In spite of everything, even those who are active in the various LGBT organizations think the Knesset’s hiatus put the community into a coma.
"We have been working for years to change the policy," said Amst, adding that the activists are now “in contact with the HMOs to make their services accessible to the transgender community, and Clalit has also agreed to help in the private case of a woman who could not receive hormone therapy she needed due to the policies implemented by her HMO."
“The dialogue with the police and Israel Prison Service (IPS) is also advancing, although slowly and cautiously," Amst added.
Fried underlined that the Knesset’s hiatus did not halt behind the scenes work of the community.
"We’ve created a work plan for the gay community in Israel—what we want to promote, where we want to be two or three years from now, and what our strategic goals are.
"One of the decisions we made was to develop cooperation not only with the political echelon but also with professionals such as directors-generals of ministries and heads of departments—those who can significantly influence decisions that reshape reality," Fried went on to say.
He expressed concern over the Knesset’s recent deliberations on whether to close the suicide prevention program. "When you choose to shut down this type of program, you have to remember that those who will be harmed are those in the LGBT community, especially the youth, since the rate of suicides in the community is above average. The Ministry of Health’s director-general, who attended our meeting, later promised the program will not be closed. Although it is a minor decision—it’s life changing,” Fried explained.
Tomo Chen, part of the Pink Panthers' core activists, is a bit less optimistic, noting that Israeli society, although tolerant toward the LGBT community in general, is still not as accepting when it comes to transsexuality.
“As far as laws and budgets are concerned, we did not progress even an inch,” Chen complained.

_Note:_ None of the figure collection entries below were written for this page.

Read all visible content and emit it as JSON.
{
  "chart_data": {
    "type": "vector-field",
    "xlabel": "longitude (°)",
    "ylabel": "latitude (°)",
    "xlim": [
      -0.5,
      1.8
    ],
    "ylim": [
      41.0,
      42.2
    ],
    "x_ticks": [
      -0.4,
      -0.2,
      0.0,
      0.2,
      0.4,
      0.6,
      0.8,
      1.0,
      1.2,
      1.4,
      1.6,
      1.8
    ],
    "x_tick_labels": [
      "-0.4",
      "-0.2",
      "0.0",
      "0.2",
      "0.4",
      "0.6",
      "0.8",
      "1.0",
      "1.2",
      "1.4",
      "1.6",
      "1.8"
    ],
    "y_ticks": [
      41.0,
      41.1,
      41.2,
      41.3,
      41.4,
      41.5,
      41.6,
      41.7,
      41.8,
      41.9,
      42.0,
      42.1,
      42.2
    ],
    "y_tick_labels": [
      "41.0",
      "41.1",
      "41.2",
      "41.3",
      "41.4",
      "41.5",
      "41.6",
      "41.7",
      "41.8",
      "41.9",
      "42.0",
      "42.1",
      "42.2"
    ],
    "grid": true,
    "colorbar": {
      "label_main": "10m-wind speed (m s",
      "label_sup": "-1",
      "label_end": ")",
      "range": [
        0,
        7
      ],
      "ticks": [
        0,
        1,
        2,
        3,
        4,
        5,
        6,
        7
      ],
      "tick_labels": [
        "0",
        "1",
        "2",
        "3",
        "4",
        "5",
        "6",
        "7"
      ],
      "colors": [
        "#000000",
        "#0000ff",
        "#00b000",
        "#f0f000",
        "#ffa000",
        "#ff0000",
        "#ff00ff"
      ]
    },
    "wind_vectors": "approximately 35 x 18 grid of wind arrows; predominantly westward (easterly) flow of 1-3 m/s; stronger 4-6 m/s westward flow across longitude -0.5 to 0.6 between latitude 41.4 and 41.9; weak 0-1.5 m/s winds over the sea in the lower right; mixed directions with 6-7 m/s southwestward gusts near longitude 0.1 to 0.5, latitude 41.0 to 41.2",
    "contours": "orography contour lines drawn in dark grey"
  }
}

Noa Golani, Pink Panther and former chairwoman of the Labor Party's LGBT group, also feels the community is stuck in place.
"We have reached a peak, and now we need to move forward. The Knesset was on hiatus, which made it convenient for the government to evade us … but there are plans and ideas. I can not elaborate further, but the Knesset is back, we’re back protesting and it’s not going to stop here,” she stressed.
The activists had final words of encouragement for those LGBT members who do not feel part of the struggle, or those who are not part of the community but still wish to lend a helping hand.
“Wake up and take control of your life. Even when you think that everything is fine, know that it is not the case,” urged Fried.
“When the rest of the world realized the struggle is not just about the LGBT but about the way people wanted to see our society, it allowed the issue of gay marriage to become something that everyone wanted—recognition and inclusion … Join this struggle,” he added.
Amst went on to once again underline the subject of transexuality, saying having transgender people in your life is a privilege.
“Because of what we're going through, we have amazing perspectives on society, and we're really cool people in general … To be trans or queer is to understand that you do not have to be put in a box,” she concluded.
Tomo Chen also encouraged “our heterosexual and heteronormative brothers and sisters” to assist and not allow the momentum of the struggle to be lost, while Noa Golani said the struggle represents the fight “for not only our future but for the future of our country.”